Editor : Haryani, C.IJ, C. PW
Wartapublik.com, Pangkalpinang — PT Timah Tbk akan melakukan kajian ulang terhadap pola kemitraan penambangan yang selama ini diterapkan. Langkah ini merupakan bagian dari upaya perusahaan dalam memperbaiki tata kelola pertambangan sekaligus menindaklanjuti hasil diskusi dengan Kementerian Energi dan Sumber Daya Mineral (ESDM).
Kebijakan ini juga menjadi tindak lanjut dari kunjungan kerja Presiden Republik Indonesia, Prabowo Subianto, ke Provinsi Kepulauan Bangka Belitung pada awal Oktober lalu.
Direktur Pengembangan Usaha PT Timah Tbk, Suhendra Yusuf Ratuprawiranegara, menyampaikan hal tersebut dalam pertemuan bersama mitra usaha penambangan darat dan Ponton Isap Produksi (PIP) yang berlangsung di Ruang Rapat Utama Kantor Pusat PT Timah Tbk, pekan lalu.
“Berdasarkan hasil pembahasan bersama Kementerian ESDM, PT Timah disarankan melakukan evaluasi terhadap sistem kemitraan yang selama ini berjalan. Apakah sudah sesuai dengan ketentuan dan harapan perusahaan, atau perlu dilakukan penyempurnaan,” jelas Suhendra.
Lebih lanjut, Suhendra menjelaskan bahwa PT Timah Tbk akan meninjau model kemitraan yang ada saat ini, sekaligus mengkaji kemungkinan penerapan pola baru yang lebih relevan dengan arah kebijakan pemerintah dan kondisi aktual di lapangan.

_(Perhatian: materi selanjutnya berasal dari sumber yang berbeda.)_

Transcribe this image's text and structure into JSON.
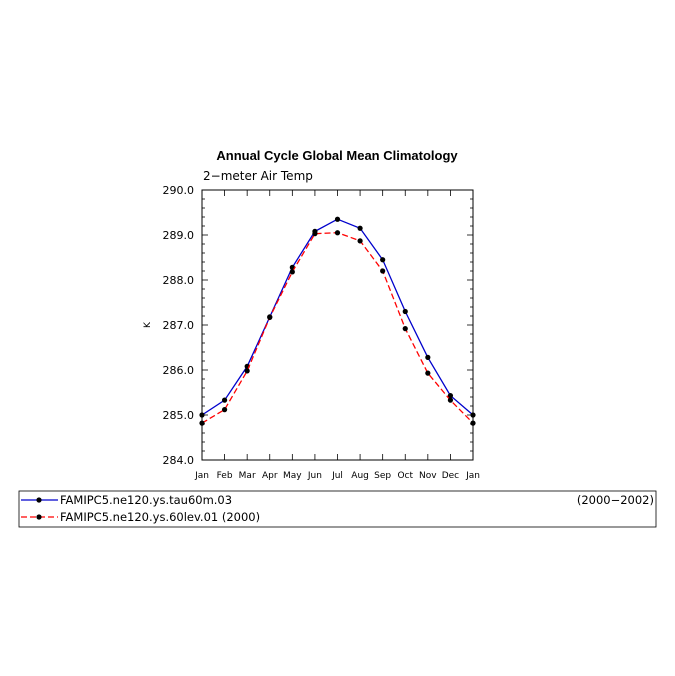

“Kami ingin proses ini berjalan secara terbuka dan transparan. Ada sejumlah opsi yang sedang kami bahas apakah tetap mempertahankan kemitraan, menghentikan pola tersebut, atau mengembangkan model kemitraan baru yang lebih ideal,” ujarnya.
Menurutnya, setiap langkah yang diambil akan mempertimbangkan aspek keberlanjutan usaha, kepastian hukum, dan keseimbangan antara kepentingan perusahaan dengan kesejahteraan masyarakat penambang.
Dalam kesempatan itu, Suhendra juga mengajak seluruh mitra usaha PT Timah untuk bersinergi mendukung proses evaluasi yang sedang dijalankan. Ia menegaskan bahwa evaluasi bukan semata menilai apakah pola kemitraan lama akan dipertahankan atau diubah, tetapi juga memastikan seluruh kegiatan penambangan berjalan sesuai peraturan dan kebijakan nasional.
“Dari semua opsi yang dikaji nanti, tentu akan dipilih satu opsi terbaik. Apakah tetap menggunakan pola kemitraan yang ada, menyesuaikan model kerja sama, atau menata ulang mekanismenya. Semua keputusan akan berdasarkan hasil kajian menyeluruh dan akan kami sampaikan kepada para pemangku kepentingan,” terang Suhendra.
Melalui langkah evaluasi ini, PT Timah Tbk berharap dapat memperkuat tata kelola industri pertimahan agar lebih adaptif dan berdaya saing. Perusahaan juga berkomitmen untuk terus berkoordinasi dengan pemerintah, mitra usaha, dan masyarakat dalam mewujudkan praktik penambangan yang legal, aman, serta berkelanjutan di wilayah operasional.